For drug targeting of potent medication to brain nasal route is emerging option. Hurdles in nanosuspension development could be solved with selection of smart excipient. High pressure homogenization is method of choice for nanoparticle preparation and scale up is easily possible with this technique. Results of in-vitro and in-vivo suggest EFV nanoparticles could be better approach for targeting brain as HIV reservoir. Gamma scintigraphy images support the result of EFV pharmacokinetics. Thus findings in this work reveal nose to brain delivery of antiviral medication could be promising future therapy for neuro-AIDS.

Declarations

Author contribution statement

Smita Kakad: Conceived and designed the experiments; Performed the experiments; analyzed and interpreted the data; Contributed reagents, materials, analysis tools or data; Wrote the paper.

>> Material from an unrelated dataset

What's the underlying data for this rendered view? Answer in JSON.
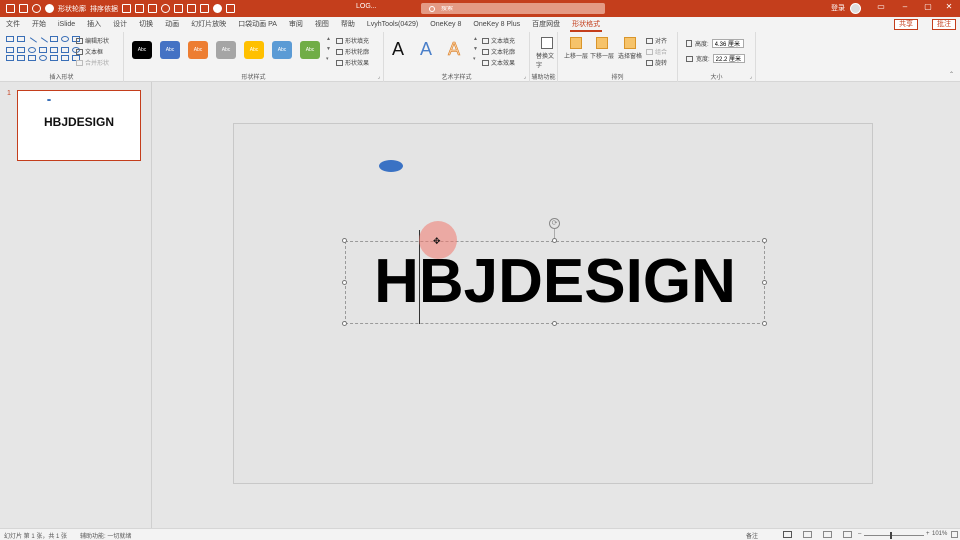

Sanjay Kshirsagar: Conceived and designed the experiments; Analyzed and interpreted the data; Contributed reagents, materials, analysis tools or data.

Funding statement

This research did not receive any specific grant from funding agencies in the public, commercial, or not-for-profit sectors.

Data availability statement

Data will be made available on request.

Declaration of interests statement

The authors declare no conflict of interest.

Additional information

No additional information is available for this paper.